Iran rejects Trump’s threats over detained US citizens

Tehran calls for release of Iranians imprisoned in the US as it criticises White House demands to free US citizens.

Iran foreign ministry spokesman
Washington and Tehran severed diplomatic relations in 1980 [File: Abedin Taherkenareh/EPA]

The Iranian government has rejected Washington’s demands to free detained US citizens, saying it had no control over the judiciary and calling for the release of Iranian prisoners from the United States.

Bahram Ghasemi, Iran’s foreign ministry spokesman, in a statement on Saturday that “the judiciary, courts and judges in Iran are completely independent, as in any other country”.

“Any interventionist and threatening statement by American officials and institutions has no effect on the will and determination of the country’s judicial system to try and punish criminals and violators of the country’s laws and national security,” he said.
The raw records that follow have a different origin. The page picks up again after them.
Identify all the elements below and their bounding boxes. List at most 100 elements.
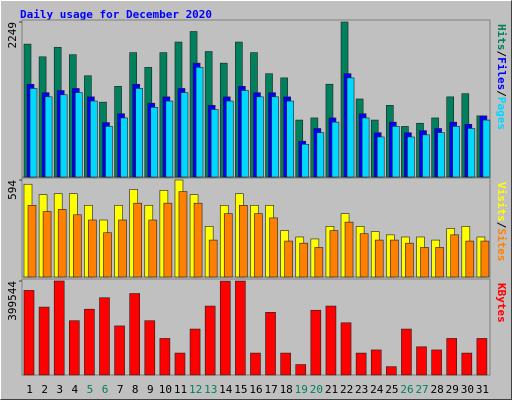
bar (476, 338, 488, 376)
x-tick-label: 11 (174, 383, 187, 396)
x-tick-label: 26 (400, 383, 413, 396)
bar (420, 247, 429, 278)
bar (374, 239, 384, 278)
x-tick-label: 20 (310, 383, 323, 396)
x-tick-label: 31 (476, 383, 489, 396)
x-tick-label: 1 (26, 383, 33, 396)
x-tick-label: 25 (385, 383, 398, 396)
bar (359, 233, 369, 278)
bar (129, 293, 140, 376)
bar (331, 121, 340, 178)
bar (340, 322, 352, 376)
bar (355, 352, 367, 376)
bar (208, 239, 218, 278)
bar (163, 202, 173, 278)
bar (120, 117, 128, 178)
bar (280, 352, 291, 376)
bar (405, 242, 414, 278)
legend-entry: Files (495, 57, 508, 90)
x-tick-label: 8 (132, 383, 139, 396)
x-tick-label: 3 (56, 383, 63, 396)
bar (159, 338, 171, 376)
bar (53, 280, 65, 376)
bar (316, 132, 325, 178)
bar (118, 219, 127, 278)
bar (295, 364, 307, 376)
legend: Hits/Files/Pages (495, 24, 508, 130)
bar (144, 320, 156, 376)
bar (286, 100, 294, 178)
x-tick-label: 16 (249, 383, 262, 396)
bar (422, 134, 430, 178)
legend-separator: / (495, 222, 508, 229)
x-tick-label: 5 (87, 383, 94, 396)
bar (401, 328, 412, 376)
x-tick-label: 17 (264, 383, 277, 396)
bar (325, 305, 337, 376)
chart-title: Daily usage for December 2020 (20, 8, 212, 21)
bar (219, 280, 231, 376)
bar (480, 240, 490, 278)
legend: KBytes (495, 283, 508, 323)
x-tick-label: 21 (325, 383, 338, 396)
legend-entry: Hits (495, 24, 508, 51)
bar (241, 90, 249, 178)
bar (42, 211, 52, 278)
bar (344, 221, 354, 278)
x-tick-label: 29 (446, 383, 459, 396)
x-tick-label: 10 (159, 383, 172, 396)
bar (204, 305, 216, 376)
bar (256, 96, 264, 178)
bar (193, 202, 203, 278)
x-tick-label: 14 (219, 383, 233, 396)
bar (346, 77, 355, 178)
x-tick-label: 19 (295, 383, 308, 396)
legend: Visits/Sites (495, 182, 508, 262)
x-tick-label: 12 (189, 383, 202, 396)
bar (225, 100, 234, 178)
x-tick-label: 24 (370, 383, 384, 396)
x-tick-label: 28 (431, 383, 444, 396)
bar (133, 202, 142, 278)
bar (174, 352, 186, 376)
bar (150, 107, 159, 178)
x-tick-label: 7 (117, 383, 124, 396)
bar (223, 213, 233, 278)
bar (376, 136, 385, 178)
bar (461, 352, 473, 376)
bar (180, 92, 189, 178)
x-tick-label: 27 (415, 383, 428, 396)
legend-entry: Pages (495, 97, 508, 130)
bar (301, 144, 310, 178)
bar (390, 239, 399, 278)
x-tick-label: 23 (355, 383, 368, 396)
bar (38, 306, 50, 376)
bar (465, 240, 475, 278)
bar (57, 209, 67, 278)
bar (114, 325, 125, 376)
bar (148, 219, 158, 278)
bar (105, 126, 113, 178)
bar (416, 346, 427, 376)
legend-separator: / (495, 51, 508, 58)
y-tick-label: 594 (6, 180, 19, 200)
bar (370, 349, 382, 376)
bar (265, 312, 276, 376)
bar (90, 100, 98, 178)
legend-entry: Visits (495, 182, 508, 222)
bar (178, 191, 188, 278)
bar (72, 214, 82, 278)
bar (431, 349, 442, 376)
bar (271, 96, 279, 178)
bar (165, 100, 174, 178)
bar (452, 126, 461, 178)
bar (103, 232, 112, 278)
bar (84, 308, 95, 376)
x-tick-label: 22 (340, 383, 353, 396)
bar (467, 128, 476, 178)
bar (284, 240, 293, 278)
x-tick-label: 4 (72, 383, 79, 396)
bar (269, 217, 278, 278)
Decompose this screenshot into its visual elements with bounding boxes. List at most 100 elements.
Ghasemi also said “America should quickly release Iranian prisoners in the country”, claiming the US has convicted several Iranians in recent years on “baseless and unfounded grounds”.

He was responding to a White House statement issued on Friday, which said: “President (Donald) Trump is prepared to impose new and serious consequences on Iran unless all unjustly imprisoned American citizens are released and returned.”

It followed the 10-year sentence for espionage given to a Chinese American researcher from Princeton, Xiyue Wang, earlier in the week.

The statement mentioned Wang, along with jailed US-Iranians Siamak and Baquer Namazi, and ex-FBI agent and CIA contractor Robert Levinson who went missing in March 2007.

“As announced to American officials several times, the person called Robert Levinson travelled to Iran many years ago and Iran holds no new information on his fate after he left Iranian territory,” Ghasemi said.

Washington and Tehran severed diplomatic relations in 1980 when US embassy staff were taken hostage for 444 days.

Trump has taken an aggressive approach to Iran, but has so far stopped short of annulling the nuclear deal that eased sanctions on the country, as he had threatened on the campaign trail.